Lessons learnt include putting some kind of grill over this hole, and fitting a landyard to the phone case (it has a hole). Certainly that would make it easier to fish out!

Sunday 12 April 2015

Engine out for major service

Time to fix the oil leaks that plagued us last year. The beast is a Thornycroft 154, a 2.5L marinized BMC diesel engine. Mine was originally supplied in 1981 by ARS in Norfolk when Tui was made. The mechanic at Dekanian Yachts (who finished the hull bought from Oyster) ,  moved there when MacWester went bust. Older gaskets were made of cork, and I have a fairly complete set that came with the boat and we carry as spares. However they have a limited life and modern gasket material is much more long lasting.


The cockpit sole and "dinghy locker" removed its a long way down to the engine!

 
Finally its free

Flying engine

In the trailer and partly strapped down.

I had the engine craned out at Hull Marina, using the jib on their Wise hoist. I needed to remove the service alternator, the water pump and one of the legs  (the engine's mounting legs  not mine) to get it out and then it required some careful tilting and manoeuvring.

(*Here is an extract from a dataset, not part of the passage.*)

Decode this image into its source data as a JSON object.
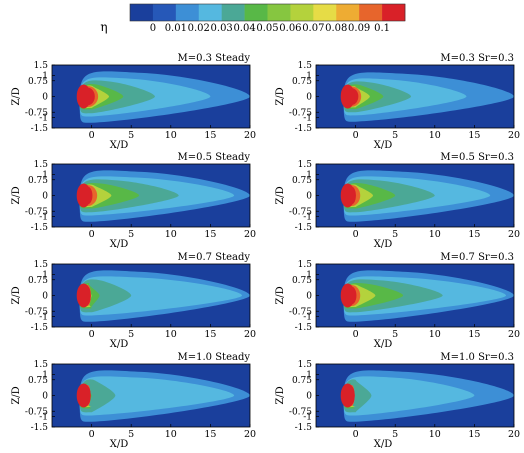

The team at Hull Marina were very experienced, calm and helpful. For me it was somewhat stressful. Especially when we realised I had not disconnect everything (engine stop cable was one I missed).

 I had borrowed a small trailer (from Shipshape) and had wedged in large bits of wood so the engine mounts could sit on them and then held it down with ratchet straps and covered with a plastic tarp.

 The sump and two other gaskets were leaking and there was a hairline crack in the sump as well, that only leaked when the engine got up to working temperature. Rodney from Shipshape Marine Engineering in Hazel Grove has it all done now, and a coat of battle ship grey heat resistant paint. The lighter colour paint should make it easy to see any further oil leaks in the future.


I am going to call it Gandalf. Next time I will paint it white. We held it on to the wood using big wood screws and coach bolts but still used lots of ratchet straps.  This type of box trailer is not ideal - it has no suspension or brakes and while it is rated to take the weight I had to make sure the load was taken by the chassis not the flimsy box. I even reinforced the base of the load space with some hefty plywood.

Rodney suspected that we had used the wrong grade of oil. We use 20/50 multigrade mineral oil generally which agrees with the engine service manual.  In Tyboron we couldn't get that so used one with a lower SAE. Rodney recommends single grade SAE 30 oil (the older owners manual say SAE 20 or 30 depending on ambient temperature).

I painted the Bowman heat exchanger, oil coolers and associated pipes in blue Hammerite. Here it is ready to go back to Hull. I might have used an excessive number of ratchet straps but I am nervous about heavy things on trailers.